Palito w milczeniu kopiuje film na pendrive’a i wręcza mi go. Wkładam go do kieszeni i już układam w głowie list, który do niego dołączę. Do tego przecież nie trzeba być poetą. Wystarczy zawrzeć w liście zdanie: „Jeśli do jutra nie przekażesz mi tyle i tyle, film znajdzie się na YouTubie”.

– Wszystko będzie dobrze, Palito. Najważniejsze teraz to trzymać gębę na kłódkę.

Kładę mu rękę na ramieniu, a on przytakuje, kiwając głową. Następnie wyciągam telefon i sprawdzam godzinę.

– Czy już jest dwadzieścia po? – pyta.

– Zostały nam dwie minuty.

Palito wyłącza laptopa i chowa go do swojej szafki. Wychodzimy razem z pokoju socjalnego i wracamy do naszych zajęć. Ja znowu jestem konsjerżem, a Palito, poprawiając czapkę z daszkiem, na nowo staje się boyem hotelowym.

Uśmiecham się.

To nasz ostatni dzień pracy w hotelu Fin del Mundo.

***

NIEZWYKŁY GRÓB SOLEDAD

Soledad ważyła niewiele, ale przewiezienie jej na taczce wcale nie było takie proste. Kółko co rusz klinowało się między kamieniami i krzakami, a każdy krok w kierunku drucianego ogrodzenia kosztował mnie sporo wysiłku. I mimo że świt był chłodny, jak większość wiosennych poranków w Patagonii, ściekał ze mnie pot.
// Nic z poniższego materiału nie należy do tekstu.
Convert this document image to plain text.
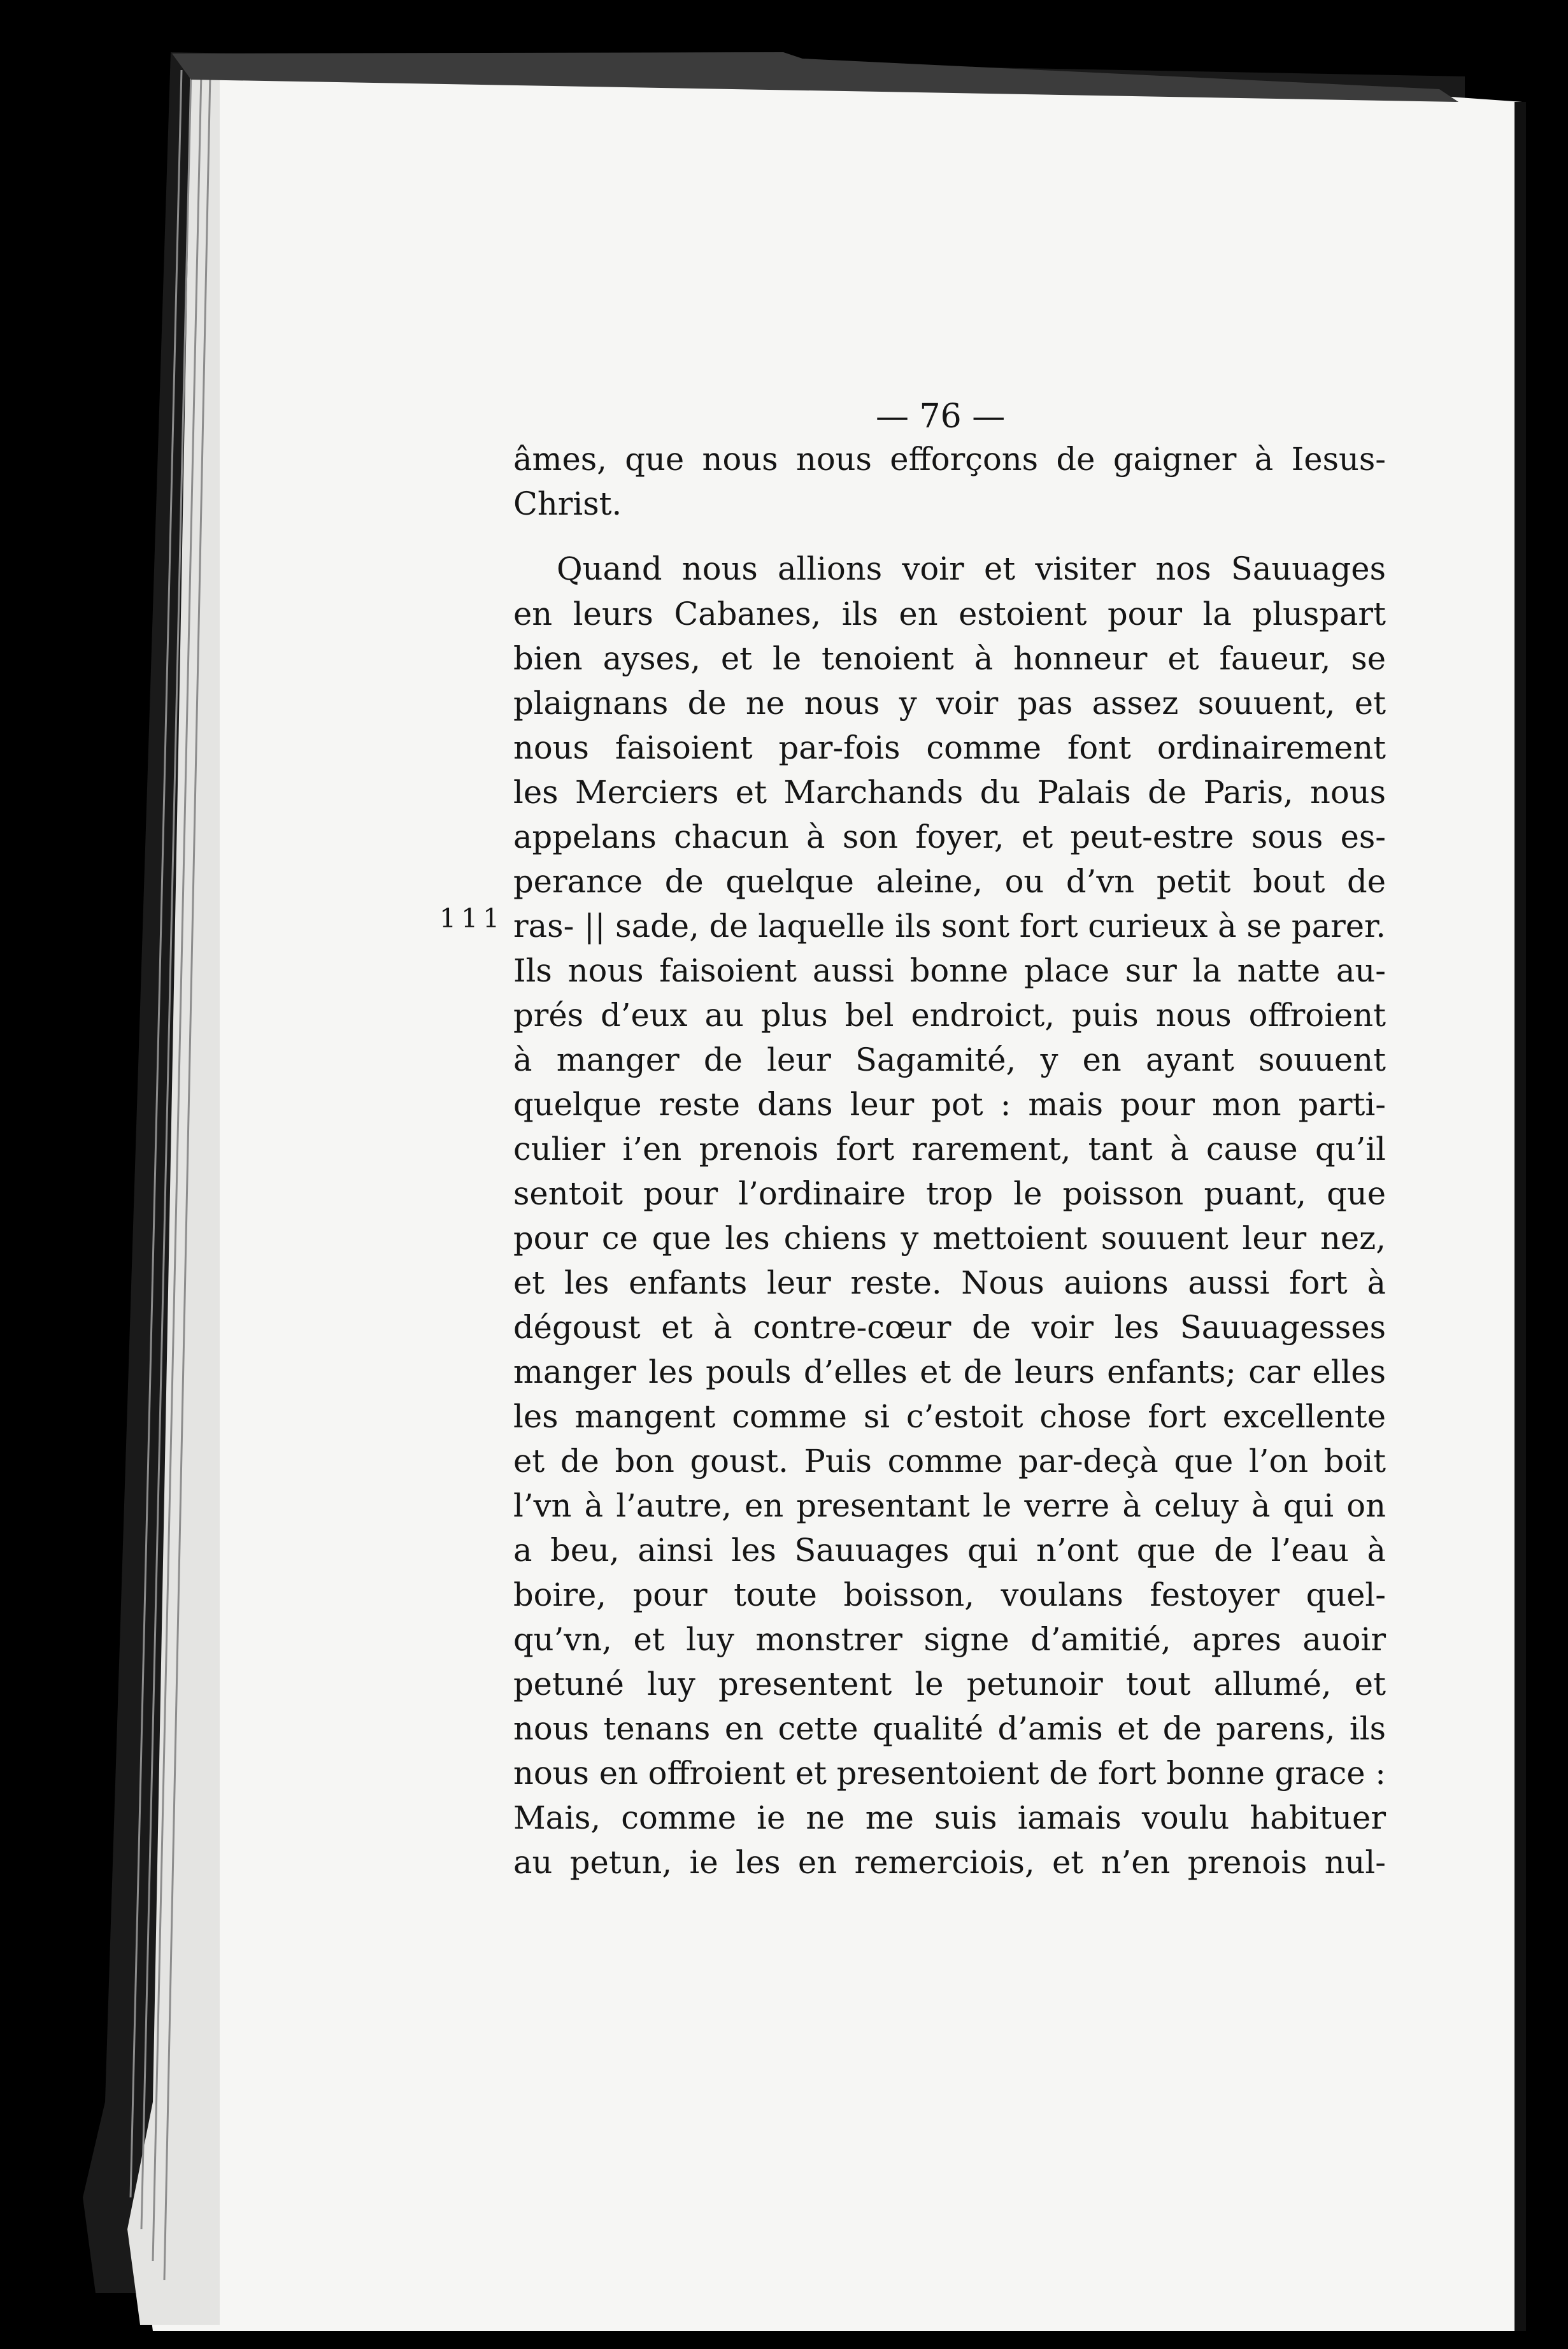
— 76 —
111
âmes, que nous nous efforçons de gaigner à Iesus-
Christ.
Quand nous allions voir et visiter nos Sauuages
en leurs Cabanes, ils en estoient pour la pluspart
bien ayses, et le tenoient à honneur et faueur, se
plaignans de ne nous y voir pas assez souuent, et
nous faisoient par-fois comme font ordinairement
les Merciers et Marchands du Palais de Paris, nous
appelans chacun à son foyer, et peut-estre sous es-
perance de quelque aleine, ou d’vn petit bout de
ras- || sade, de laquelle ils sont fort curieux à se parer.
Ils nous faisoient aussi bonne place sur la natte au-
prés d’eux au plus bel endroict, puis nous offroient
à manger de leur Sagamité, y en ayant souuent
quelque reste dans leur pot : mais pour mon parti-
culier i’en prenois fort rarement, tant à cause qu’il
sentoit pour l’ordinaire trop le poisson puant, que
pour ce que les chiens y mettoient souuent leur nez,
et les enfants leur reste. Nous auions aussi fort à
dégoust et à contre-cœur de voir les Sauuagesses
manger les pouls d’elles et de leurs enfants; car elles
les mangent comme si c’estoit chose fort excellente
et de bon goust. Puis comme par-deçà que l’on boit
l’vn à l’autre, en presentant le verre à celuy à qui on
a beu, ainsi les Sauuages qui n’ont que de l’eau à
boire, pour toute boisson, voulans festoyer quel-
qu’vn, et luy monstrer signe d’amitié, apres auoir
petuné luy presentent le petunoir tout allumé, et
nous tenans en cette qualité d’amis et de parens, ils
nous en offroient et presentoient de fort bonne grace :
Mais, comme ie ne me suis iamais voulu habituer
au petun, ie les en remerciois, et n’en prenois nul-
Prościej byłoby pojechać zwykłą drogą, a następnie przejść przez bramę dla pojazdów, ale tam mógł być stróż, a nawet kamery. Zbyt duże ryzyko. Dlatego wolałem pchać taczkę na skróty, przez pole. W ten sposób rosły moje szanse, by pozostać niezauważonym. Nie było to jednak najdyskretniejsze rozwiązanie, gdyż przy każdej gwałtowniejszej próbie uwolnienia zaklinowanego kółka, trzonek łopaty uderzał w blachę taczki, wydając tępy, metaliczny dźwięk, przypominający bicie dzwonu.

Zatrzymałem się na chwilę, by zetrzeć pot z czoła. Mój wzrok mimowolnie powędrował ku bezwładnemu i nagiemu ciału Soledad, która, choć martwa, nadal emanowała zmysłowością. Zastanawiałem się, dlaczego to wszystko tak źle się skończyło, aż zebrało mi się na mdłości. Jeśli się nie uspokoję, znów będę wymiotować.